Keith Rosen, CEO, executive sales coach, transformational expert, advisor to top sales leaders, and author of the number one sales coaching book, Coaching Salespeople into Sales Champions: A Tactical Playbook for Managers and Executives, and his most recent book, Own Your Day: How Sales Leaders Master TIme Management, Minimize Distractions, and Create Their Ideal Lives, joins me on this episode of #Accelerate!
[1:01] Keith has created his ideal life. He has coached sales leaders for the last 30 years around the globe in over 60 countries, for all aspects of the sales process.
[2:27] Keith started sales in college, door-to-door, selling mortgages, remodeling, and home security systems. Keith focused on making salespeople into great coaches, and started his business to address that objective.
[5:31] Keith compares trusted advisors to coaches. In selling, the same questions apply as in coaching.
[6:39] Keith discusses best practices in three areas: questions we ask; critical questions we fail to ask; and changing what we do and how we think. Then he offers a simple way to change our behaviors. One key desired behavior is to ask questions.

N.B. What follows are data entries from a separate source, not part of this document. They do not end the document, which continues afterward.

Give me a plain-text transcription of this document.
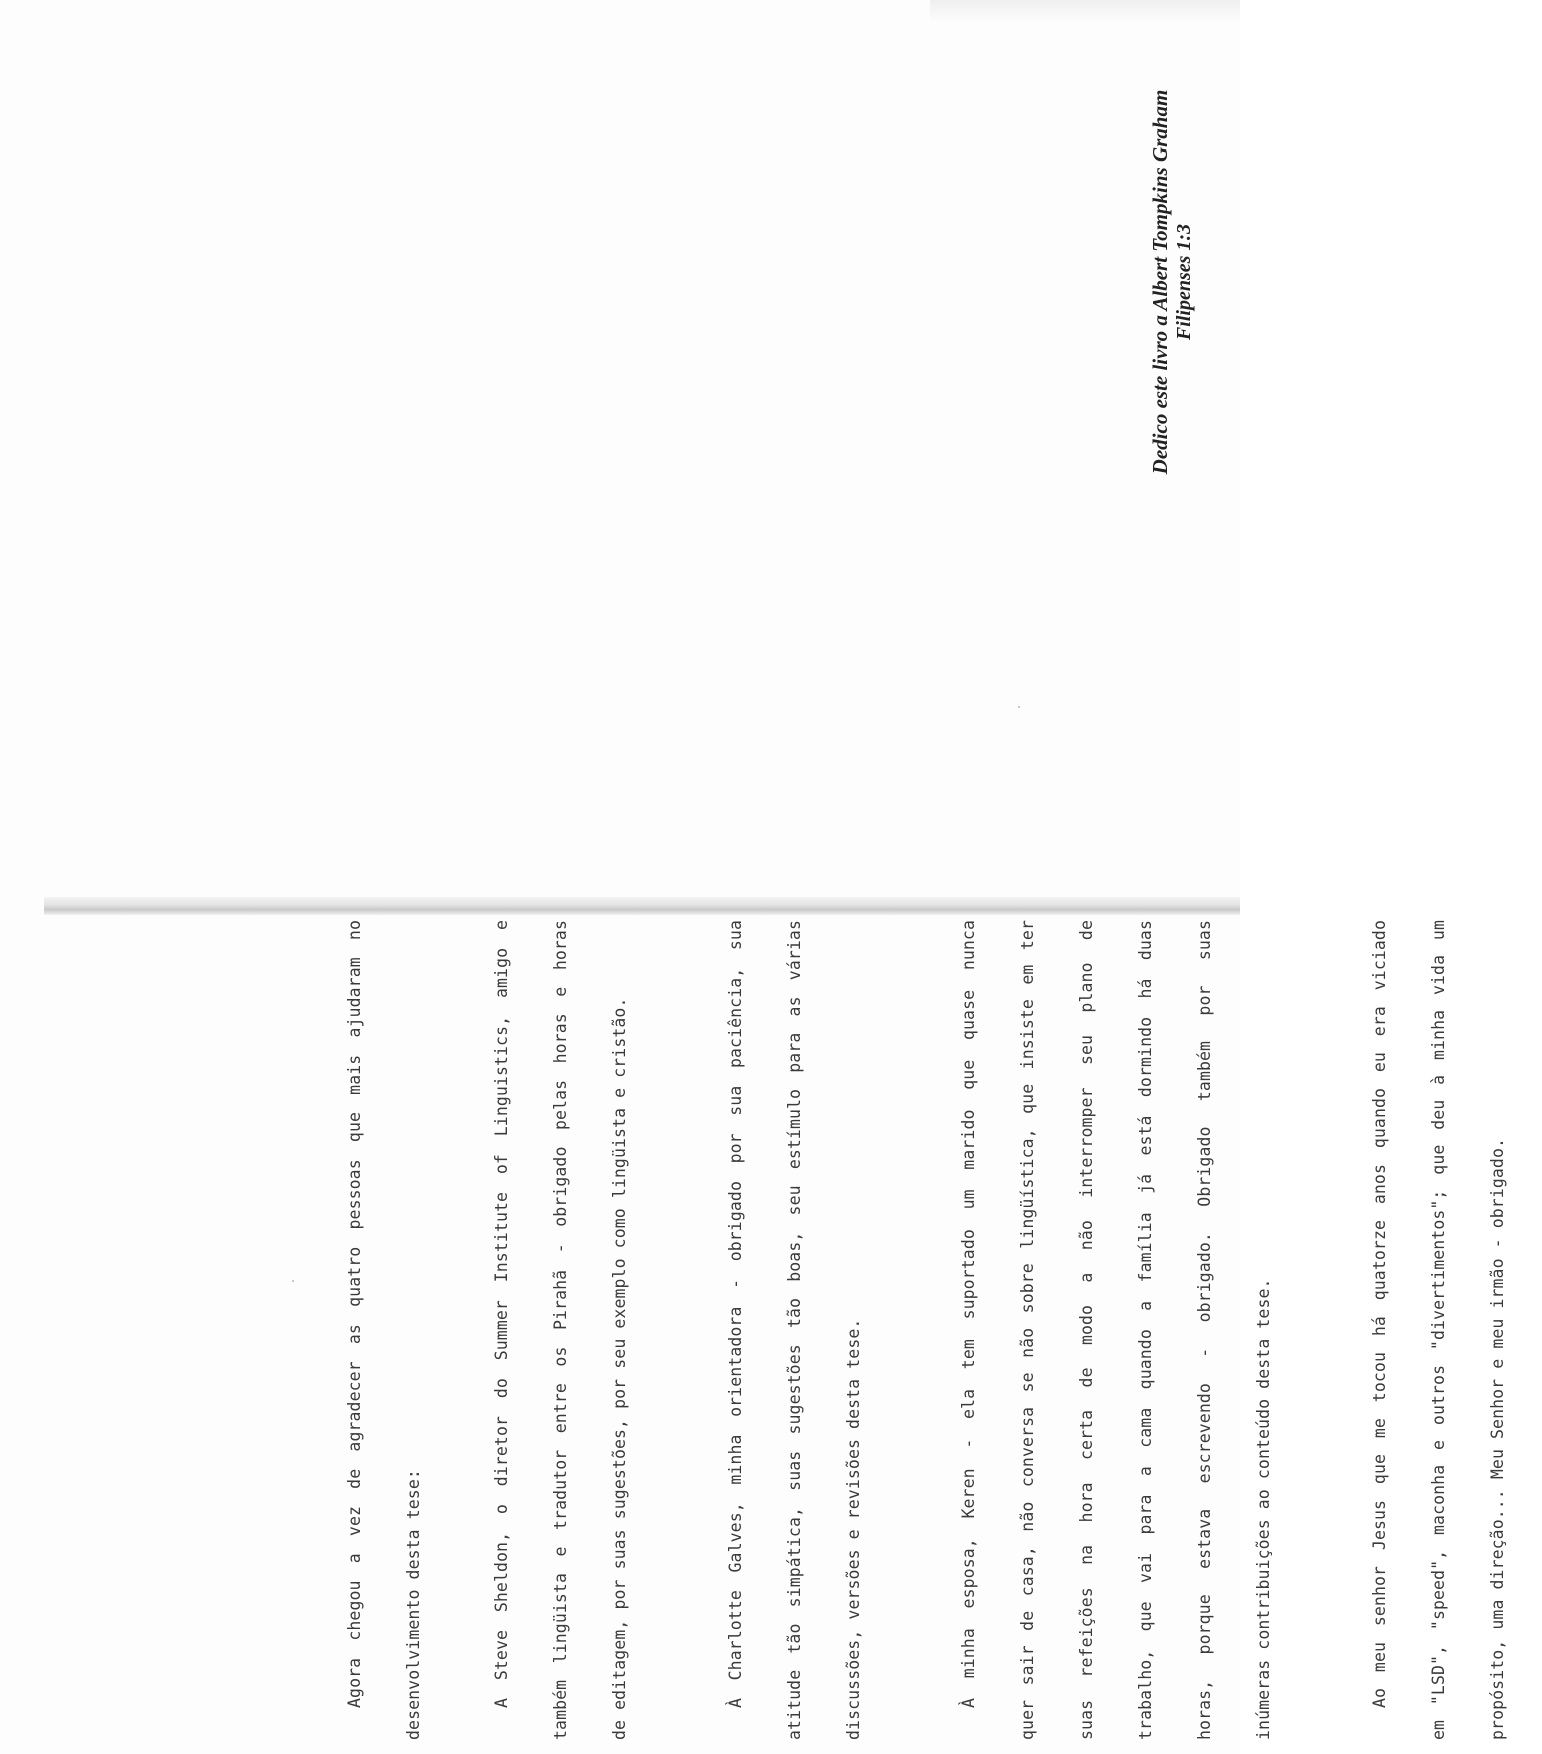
Dedico este livro a Albert Tompkins Graham Filipenses 1:3

Agora chegou a vez de agradecer as quatro pessoas que mais ajudaram no	desenvolvimento desta tese:	A Steve Sheldon, o diretor do Summer Institute of Linguistics, amigo e	também lingüista e tradutor entre os Pirahã - obrigado pelas horas e horas	de editagem, por suas sugestões, por seu exemplo como lingüista e cristão.	À Charlotte Galves, minha orientadora - obrigado por sua paciência, sua	atitude tão simpática, suas sugestões tão boas, seu estímulo para as várias	discussões, versões e revisões desta tese.	À minha esposa, Keren - ela tem suportado um marido que quase nunca	quer sair de casa, não conversa se não sobre lingüística, que insiste em ter	suas refeições na hora certa de modo a não interromper seu plano de	trabalho, que vai para a cama quando a família já está dormindo há duas	horas, porque estava escrevendo - obrigado. Obrigado também por suas	inúmeras contribuições ao conteúdo desta tese.	Ao meu senhor Jesus que me tocou há quatorze anos quando eu era viciado	em "LSD", "speed", maconha e outros "divertimentos"; que deu à minha vida um	propósito, uma direção... Meu Senhor e meu irmão - obrigado.
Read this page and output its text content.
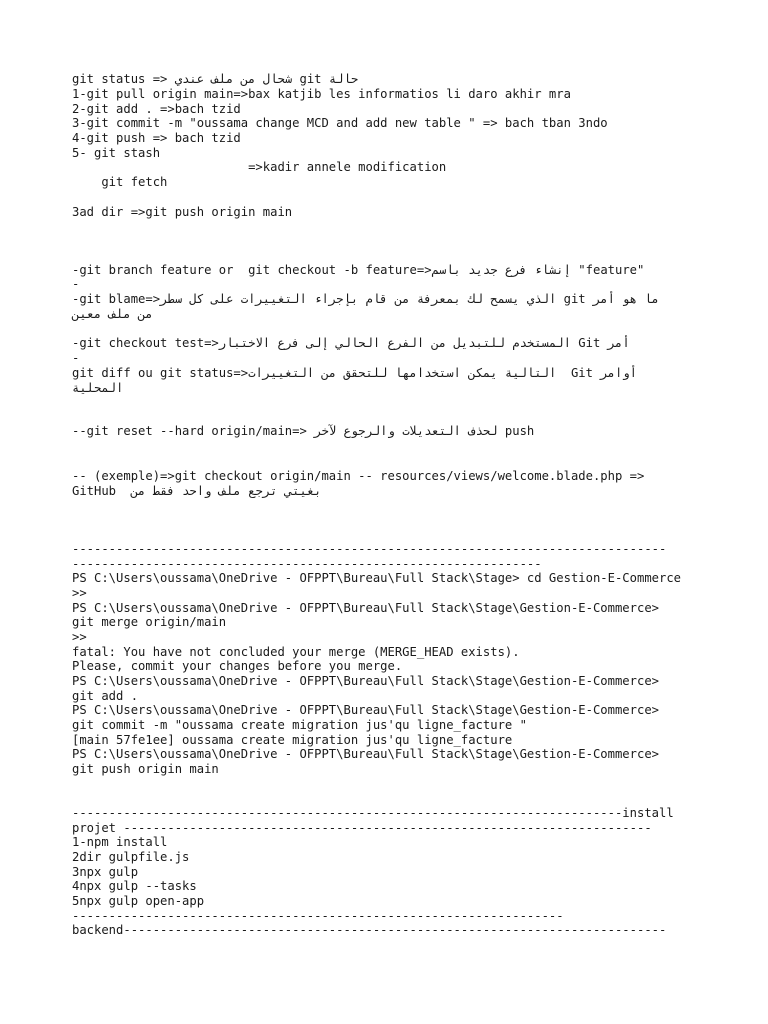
git status => شحال من ملف عندي git حالة
1-git pull origin main=>bax katjib les informatios li daro akhir mra
2-git add . =>bach tzid
3-git commit -m "oussama change MCD and add new table " => bach tban 3ndo
4-git push => bach tzid
5- git stash
=>kadir annele modification
git fetch
3ad dir =>git push origin main
-git branch feature or  git checkout -b feature=>إنشاء فرع جديد باسم "feature"
-
-git blame=>الذي يسمح لك بمعرفة من قام بإجراء التغييرات على كل سطر git ما هو أمر
من ملف معين
-git checkout test=>المستخدم للتبديل من الفرع الحالي إلى فرع الاختبار Git أمر
-
git diff ou git status=>التالية يمكن استخدامها للتحقق من التغييرات  Git أوامر
المحلية
--git reset --hard origin/main=> لحذف التعديلات والرجوع لآخر push
-- (exemple)=>git checkout origin/main -- resources/views/welcome.blade.php =>
بغيتي ترجع ملف واحد فقط من  GitHub
---------------------------------------------------------------------------------
----------------------------------------------------------------
PS C:\Users\oussama\OneDrive - OFPPT\Bureau\Full Stack\Stage> cd Gestion-E-Commerce
>>
PS C:\Users\oussama\OneDrive - OFPPT\Bureau\Full Stack\Stage\Gestion-E-Commerce>
git merge origin/main
>>
fatal: You have not concluded your merge (MERGE_HEAD exists).
Please, commit your changes before you merge.
PS C:\Users\oussama\OneDrive - OFPPT\Bureau\Full Stack\Stage\Gestion-E-Commerce>
git add .
PS C:\Users\oussama\OneDrive - OFPPT\Bureau\Full Stack\Stage\Gestion-E-Commerce>
git commit -m "oussama create migration jus'qu ligne_facture "
[main 57fe1ee] oussama create migration jus'qu ligne_facture
PS C:\Users\oussama\OneDrive - OFPPT\Bureau\Full Stack\Stage\Gestion-E-Commerce>
git push origin main
---------------------------------------------------------------------------install
projet ------------------------------------------------------------------------
1-npm install
2dir gulpfile.js
3npx gulp
4npx gulp --tasks
5npx gulp open-app
-------------------------------------------------------------------
backend--------------------------------------------------------------------------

[11:43] If you have to close someone, you’re not doing your job.
[12:48] Coaching wasn’t always common. When Keith started coaching, people wanted to know the team. Keith says the coaching gap today is with sales managers.
[16:53] Keith insists that technology and data do not replace individual coaching. Coaching isn’t to gather data, but to help improve behaviors. Data doesn’t reveal why a seller excels. Why is observation necessary?
[23:54] Hiding behind technology makes it easier to avoid personal connections. LinkedIn is for connecting, and building relationships, not for spamming.
[26:01] Consumer retail isn’t dependent on relationships, but complex B2B certainly is. In B2B, you want to like the person from whom you are buying.
[26:59] A to-do list is ineffective, and usually you put things off, because there is no accountability. Anything that cycles consistently, needs to go on a calendar, not a list. Only one-time items belong on a to-do list.